Many veterinary school officials advise that students should not retake courses, but rather proceed to higher level coursework where they can show improvement. Before you re-take a course to try to earn a higher grade, you should speak with an advisor and carefully consider all the ramifications of your decision.

What’s the secret to a strong transcript?
Building a strong transcript requires careful planning, excellent time management skills, and dedication. Make use of resources such as instructor office hours and tutoring. Tracking your study time and devoting about 25-30 hours per week to preparation outside of class times can enhance your success!

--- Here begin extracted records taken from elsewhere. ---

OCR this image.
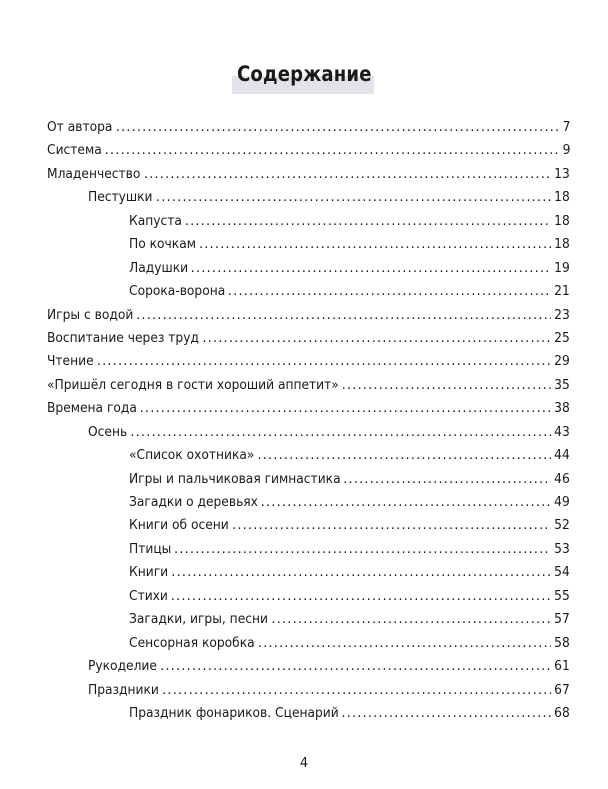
Содержание
От автора .....	7
Система .....	9
Младенчество .....	13
Пестушки .....	18
Капуста .....	18
По кочкам .....	18
Ладушки .....	19
Сорока-ворона .....	21
Игры с водой .....	23
Воспитание через труд .....	25
Чтение .....	29
«Пришёл сегодня в гости хороший аппетит» .....	35
Времена года .....	38
Осень .....	43
«Список охотника» .....	44
Игры и пальчиковая гимнастика .....	46
Загадки о деревьях .....	49
Книги об осени .....	52
Птицы .....	53
Книги .....	54
Стихи .....	55
Загадки, игры, песни .....	57
Сенсорная коробка .....	58
Рукоделие .....	61
Праздники .....	67
Праздник фонариков. Сценарий .....	68
4
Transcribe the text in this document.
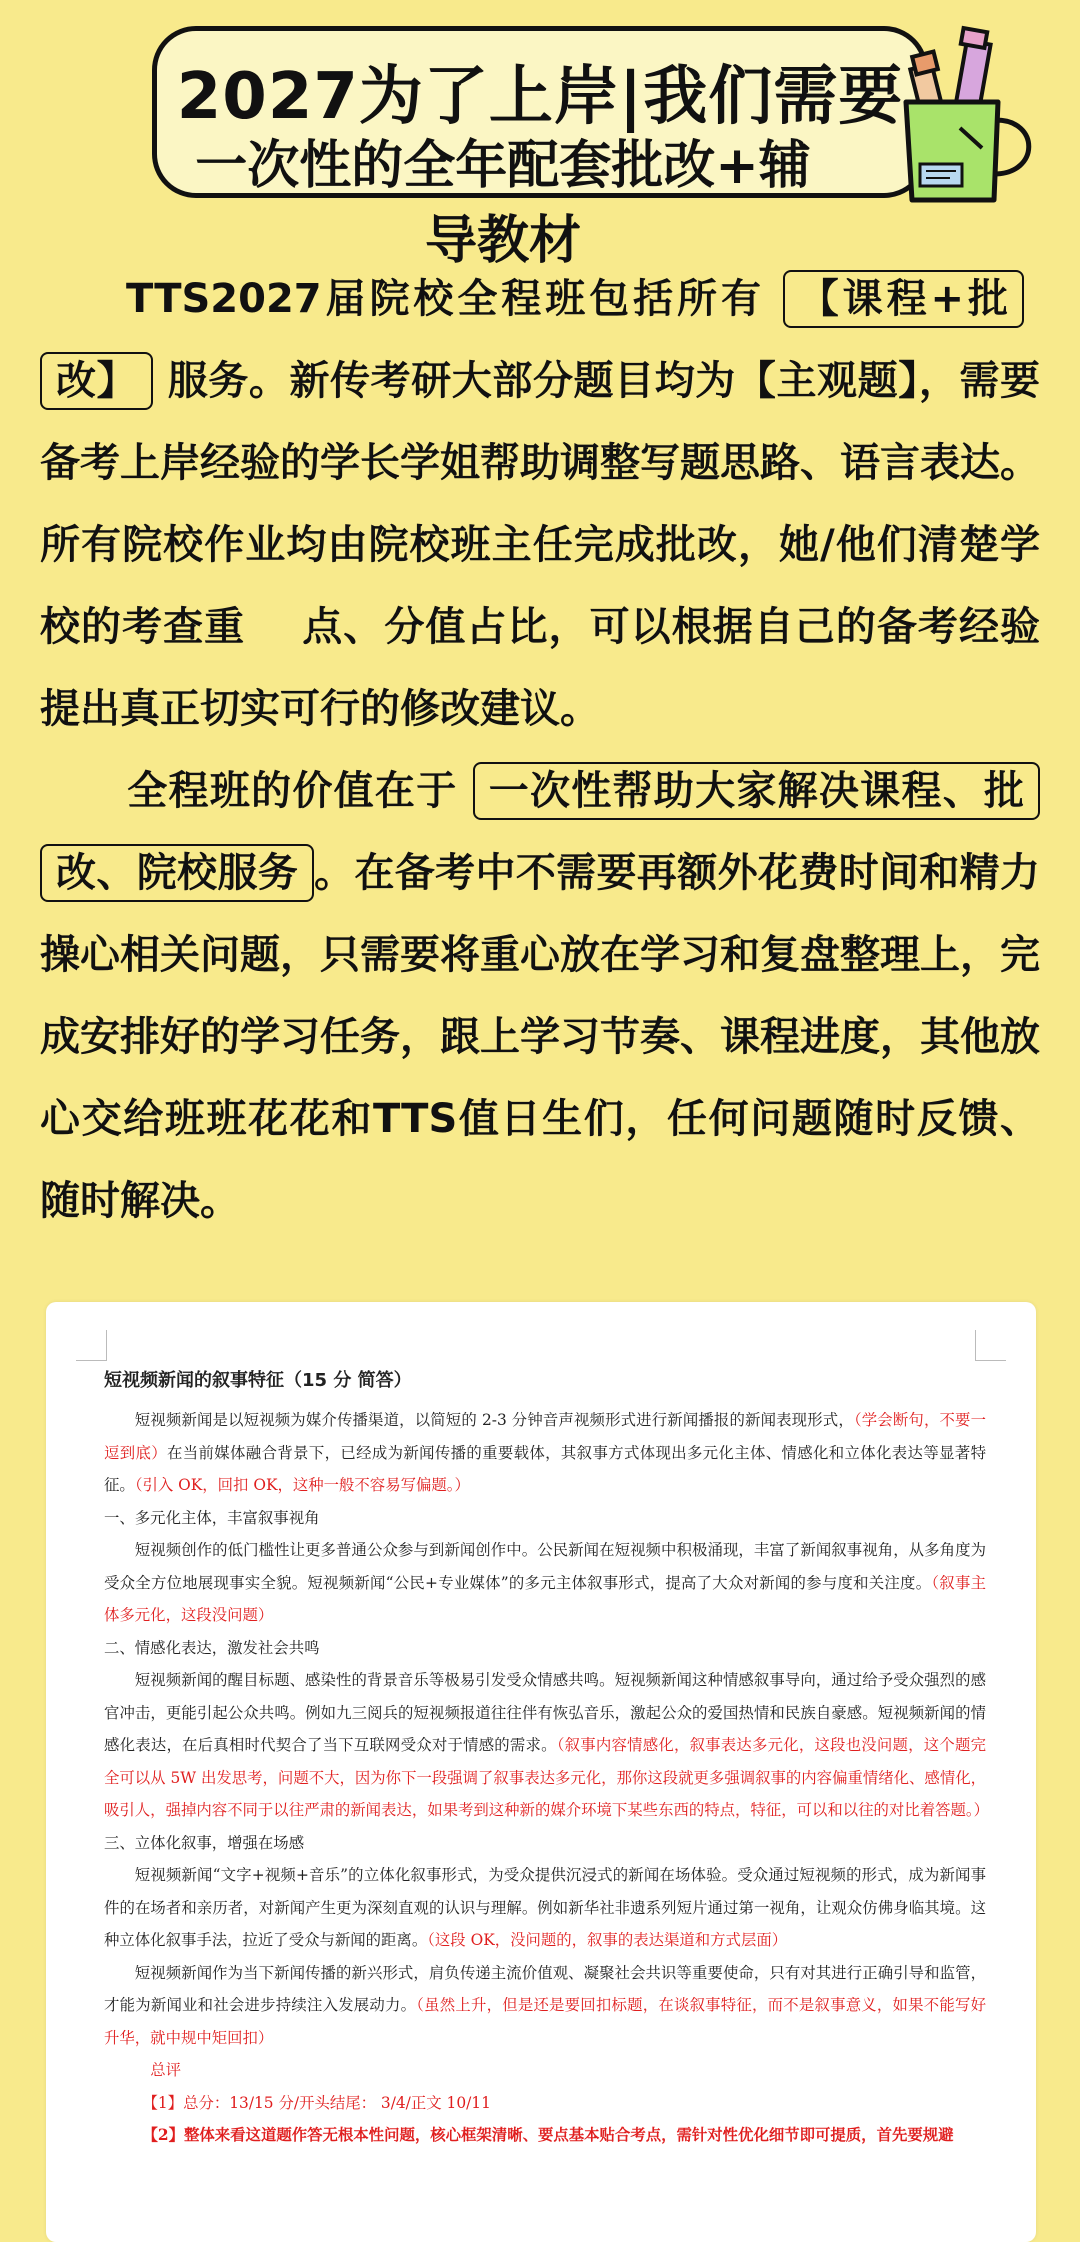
2027为了上岸|我们需要
一次性的全年配套批改+辅导教材
TTS2027届院校全程班包括所有 【课程+批改】 服务。新传考研大部分题目均为【主观题】，需要备考上岸经验的学长学姐帮助调整写题思路、语言表达。所有院校作业均由院校班主任完成批改，她/他们清楚学校的考查重 点、分值占比，可以根据自己的备考经验提出真正切实可行的修改建议。
全程班的价值在于 一次性帮助大家解决课程、批改、院校服务 。在备考中不需要再额外花费时间和精力操心相关问题，只需要将重心放在学习和复盘整理上，完成安排好的学习任务，跟上学习节奏、课程进度，其他放心交给班班花花和TTS值日生们，任何问题随时反馈、随时解决。

短视频新闻的叙事特征（15 分 简答）

短视频新闻是以短视频为媒介传播渠道，以简短的 2-3 分钟音声视频形式进行新闻播报的新闻表现形式，（学会断句，不要一逗到底）在当前媒体融合背景下，已经成为新闻传播的重要载体，其叙事方式体现出多元化主体、情感化和立体化表达等显著特征。（引入 OK，回扣 OK，这种一般不容易写偏题。）

一、多元化主体，丰富叙事视角

短视频创作的低门槛性让更多普通公众参与到新闻创作中。公民新闻在短视频中积极涌现，丰富了新闻叙事视角，从多角度为受众全方位地展现事实全貌。短视频新闻“公民+专业媒体”的多元主体叙事形式，提高了大众对新闻的参与度和关注度。（叙事主体多元化，这段没问题）

二、情感化表达，激发社会共鸣

短视频新闻的醒目标题、感染性的背景音乐等极易引发受众情感共鸣。短视频新闻这种情感叙事导向，通过给予受众强烈的感官冲击，更能引起公众共鸣。例如九三阅兵的短视频报道往往伴有恢弘音乐，激起公众的爱国热情和民族自豪感。短视频新闻的情感化表达，在后真相时代契合了当下互联网受众对于情感的需求。（叙事内容情感化，叙事表达多元化，这段也没问题，这个题完全可以从 5W 出发思考，问题不大，因为你下一段强调了叙事表达多元化，那你这段就更多强调叙事的内容偏重情绪化、感情化，吸引人，强掉内容不同于以往严肃的新闻表达，如果考到这种新的媒介环境下某些东西的特点，特征，可以和以往的对比着答题。）

三、立体化叙事，增强在场感

短视频新闻“文字+视频+音乐”的立体化叙事形式，为受众提供沉浸式的新闻在场体验。受众通过短视频的形式，成为新闻事件的在场者和亲历者，对新闻产生更为深刻直观的认识与理解。例如新华社非遗系列短片通过第一视角，让观众仿佛身临其境。这种立体化叙事手法，拉近了受众与新闻的距离。（这段 OK，没问题的，叙事的表达渠道和方式层面）

短视频新闻作为当下新闻传播的新兴形式，肩负传递主流价值观、凝聚社会共识等重要使命，只有对其进行正确引导和监管，才能为新闻业和社会进步持续注入发展动力。（虽然上升，但是还是要回扣标题，在谈叙事特征，而不是叙事意义，如果不能写好升华，就中规中矩回扣）

总评

【1】总分：13/15 分/开头结尾： 3/4/正文 10/11

【2】整体来看这道题作答无根本性问题，核心框架清晰、要点基本贴合考点，需针对性优化细节即可提质，首先要规避
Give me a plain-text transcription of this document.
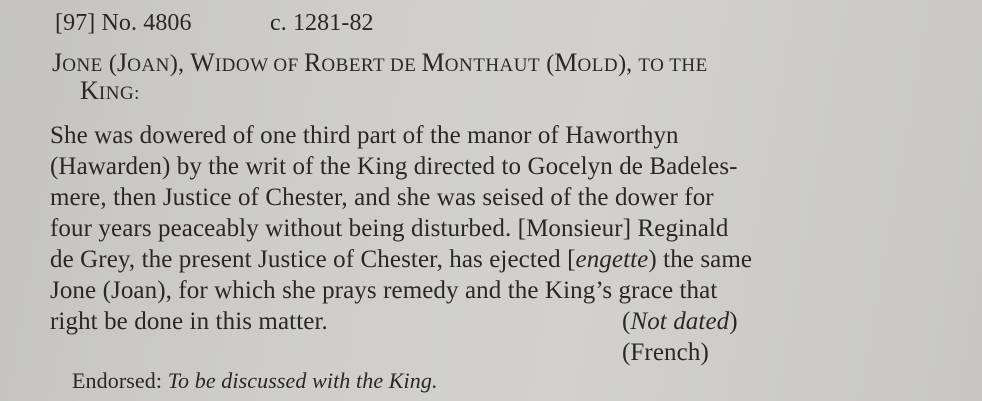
[97] No. 4806	c. 1281-82
JONE (JOAN), WIDOW OF ROBERT DE MONTHAUT (MOLD), TO THE
KING:
She was dowered of one third part of the manor of Haworthyn
(Hawarden) by the writ of the King directed to Gocelyn de Badeles-
mere, then Justice of Chester, and she was seised of the dower for
four years peaceably without being disturbed. [Monsieur] Reginald
de Grey, the present Justice of Chester, has ejected [engette) the same
Jone (Joan), for which she prays remedy and the King’s grace that
right be done in this matter.	(Not dated)
(French)
Endorsed: To be discussed with the King.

Graduate Records Exam (GRE) #

The GRE is a standardized exam required by many occupational therapy programs. This exam is designed to measure general academic ability and is a computerized exam offered year-round by Educational Testing Service (ETS). The GRE is typically taken in the spring or summer prior to application and you should plan on spending at least two to three months preparing for the exam. For more information on the GRE, visit the ETS website.

A word about parallel planning #

What is parallel planning? It's a smart strategy to ensure your success. There are many possible paths to your goal of a meaningful career! Some students convince themselves that there is only one career for them – but the truth is that you could potentially be successful in a wide number of fields. A parallel plan is a plan you create that you can pursue right alongside your first choice of a career. Pre-health science courses can be challenging, and parallel planning allows you to efficiently change paths at some point if you discover you do not like or no longer want to pursue your primary career path.

How could you create a parallel plan? Explore your interests, goals, and values. Meet with a career advisor. Think about other goals you would like to achieve alongside being a veterinarian – for instance, would you like to work in environmental education, protect wildlife and natural resources, or develop new treatments through research? Your answers to these questions may help indicate additional career paths through which you could find meaning and success.